Пригов, как и другие российские концептуалисты, самостоятельно переоткрыл – но и по-своему сконструировал – творческую стратегию, хорошо известную авторам квир- и постколониальных исследований. Когда представители «младшей», подавленной культуры (subaltern culture) начинают входить в публичное поле, они могут поначалу использовать язык гегемониальной культуры, переосмысляя его и подчеркивая его перформативность. Представитель культуры меньшинства одновременно обращается к «своей» аудитории, осмеивая культуру большинства, – и демонстрирует самоосмеяние для «внешнего» зрителя или слушателя, разыгрывая особую, «прибедняющуюся», колониальную самоиронию. Именно так были построены выступления афроамериканских исполнителей песен перед смешанной аудиторией в США в начале ХХ века[30].
Концептуалисты имели дело с советской гегемониальной культурой, которая на момент их социализации уже была морально скомпрометирована, – по крайней мере, для критически мыслящих интеллектуалов. В этих условиях Пригов изобрел жест двойного остранения: подчеркнутое, утрированное использование гегемониального языка он сделал перформативным, но и саму эту перформативность остранил, представив ее как искусственно сконструированную стратегию. Это второе остранение помогало ему отказаться от любой моральной солидаризации с гегемониальным языком и показать его условность, «сделанность», чего в «классическом» языке колонизированных меньшинств не было.
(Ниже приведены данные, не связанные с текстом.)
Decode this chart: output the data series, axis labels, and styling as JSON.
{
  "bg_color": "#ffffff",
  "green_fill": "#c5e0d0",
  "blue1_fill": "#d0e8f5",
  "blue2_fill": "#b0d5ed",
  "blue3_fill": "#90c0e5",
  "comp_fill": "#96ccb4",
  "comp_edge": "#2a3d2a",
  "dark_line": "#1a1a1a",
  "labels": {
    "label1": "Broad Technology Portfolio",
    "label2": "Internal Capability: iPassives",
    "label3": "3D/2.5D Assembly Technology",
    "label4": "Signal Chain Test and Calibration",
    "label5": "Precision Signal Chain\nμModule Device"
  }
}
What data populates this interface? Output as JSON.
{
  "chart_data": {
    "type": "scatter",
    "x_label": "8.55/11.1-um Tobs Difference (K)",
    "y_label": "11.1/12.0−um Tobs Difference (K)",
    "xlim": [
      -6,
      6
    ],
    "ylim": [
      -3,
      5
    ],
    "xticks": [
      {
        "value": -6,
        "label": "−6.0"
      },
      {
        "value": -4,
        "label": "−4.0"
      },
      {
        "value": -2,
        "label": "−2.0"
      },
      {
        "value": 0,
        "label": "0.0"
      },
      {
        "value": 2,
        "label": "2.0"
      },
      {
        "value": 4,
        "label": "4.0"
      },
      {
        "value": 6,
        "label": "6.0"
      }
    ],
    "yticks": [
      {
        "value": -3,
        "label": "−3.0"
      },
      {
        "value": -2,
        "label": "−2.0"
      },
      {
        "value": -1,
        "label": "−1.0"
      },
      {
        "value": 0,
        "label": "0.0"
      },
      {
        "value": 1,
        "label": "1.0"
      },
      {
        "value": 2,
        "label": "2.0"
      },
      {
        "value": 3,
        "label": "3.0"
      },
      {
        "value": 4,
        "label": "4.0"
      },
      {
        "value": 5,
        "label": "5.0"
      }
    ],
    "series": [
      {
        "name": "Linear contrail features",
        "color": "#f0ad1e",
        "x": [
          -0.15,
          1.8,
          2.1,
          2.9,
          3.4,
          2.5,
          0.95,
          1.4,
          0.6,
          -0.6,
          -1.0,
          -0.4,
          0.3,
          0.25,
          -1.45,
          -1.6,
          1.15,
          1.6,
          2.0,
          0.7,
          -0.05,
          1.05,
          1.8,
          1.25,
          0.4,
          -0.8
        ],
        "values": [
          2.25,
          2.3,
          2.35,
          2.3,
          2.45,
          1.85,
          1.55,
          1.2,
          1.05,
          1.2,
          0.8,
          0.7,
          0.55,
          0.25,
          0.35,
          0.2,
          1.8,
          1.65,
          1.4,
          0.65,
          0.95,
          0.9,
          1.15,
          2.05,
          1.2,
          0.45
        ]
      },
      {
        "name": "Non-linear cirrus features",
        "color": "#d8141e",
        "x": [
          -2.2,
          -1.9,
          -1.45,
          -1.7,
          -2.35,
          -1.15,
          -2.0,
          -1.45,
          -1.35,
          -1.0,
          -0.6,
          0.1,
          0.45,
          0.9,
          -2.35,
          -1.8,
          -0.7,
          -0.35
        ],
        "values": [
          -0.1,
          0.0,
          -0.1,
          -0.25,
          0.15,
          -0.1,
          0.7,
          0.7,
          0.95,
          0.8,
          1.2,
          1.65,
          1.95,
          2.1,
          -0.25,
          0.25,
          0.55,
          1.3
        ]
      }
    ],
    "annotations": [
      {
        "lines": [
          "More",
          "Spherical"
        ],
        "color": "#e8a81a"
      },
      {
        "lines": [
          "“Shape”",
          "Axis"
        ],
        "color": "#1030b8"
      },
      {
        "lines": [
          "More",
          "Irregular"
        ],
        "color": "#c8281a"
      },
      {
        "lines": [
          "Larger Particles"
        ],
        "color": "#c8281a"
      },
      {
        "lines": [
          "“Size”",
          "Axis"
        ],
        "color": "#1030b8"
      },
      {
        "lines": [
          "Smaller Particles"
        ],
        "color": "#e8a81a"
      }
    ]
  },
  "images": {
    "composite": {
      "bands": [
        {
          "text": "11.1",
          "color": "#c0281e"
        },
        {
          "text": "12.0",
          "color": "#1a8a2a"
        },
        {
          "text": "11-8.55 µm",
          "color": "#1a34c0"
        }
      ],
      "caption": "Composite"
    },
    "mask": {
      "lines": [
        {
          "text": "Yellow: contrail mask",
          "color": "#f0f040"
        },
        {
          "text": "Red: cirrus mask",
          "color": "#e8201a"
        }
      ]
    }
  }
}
По своей структуре такие отношения автора и дискурса напоминали дистанцированные отношения актера и роли в «диалектическом» театре Бертольда Брехта. Как справедливо отмечает Александр Скидан, приговская «актерская техника», т. е. его метод работы с образом субъекта ближе к театру Брехта, чем Станиславского:
Подобно тому, как в брехтовском театре актер не перевоплощается в персонажа пьесы, а показывает его, занимая по отношению к нему критическую дистанцию, так же и ДАП в своих текстах постоянно «выходит из роли», обнажая искусственность, сделанность текстовой конструкции, наряду с конструкцией («персонажностью») лирического субъекта. ‹…› …эта саморефлексивная, аналитическая техника становится у Брехта, равно как и у Пригова, инструментом показа-кристаллизации господствующей идеологии, в той степени, в какой та говорит через конвенциональные художественные формы и дискурсы. Нужно ли напоминать, что для Брехта такой распыленной в «эстезисе» инстанцией власти являлась идеология буржуазная, тогда как для Пригова по большей части – коммунистическая (утопическая, мессианская) [Скидан 2010: 126].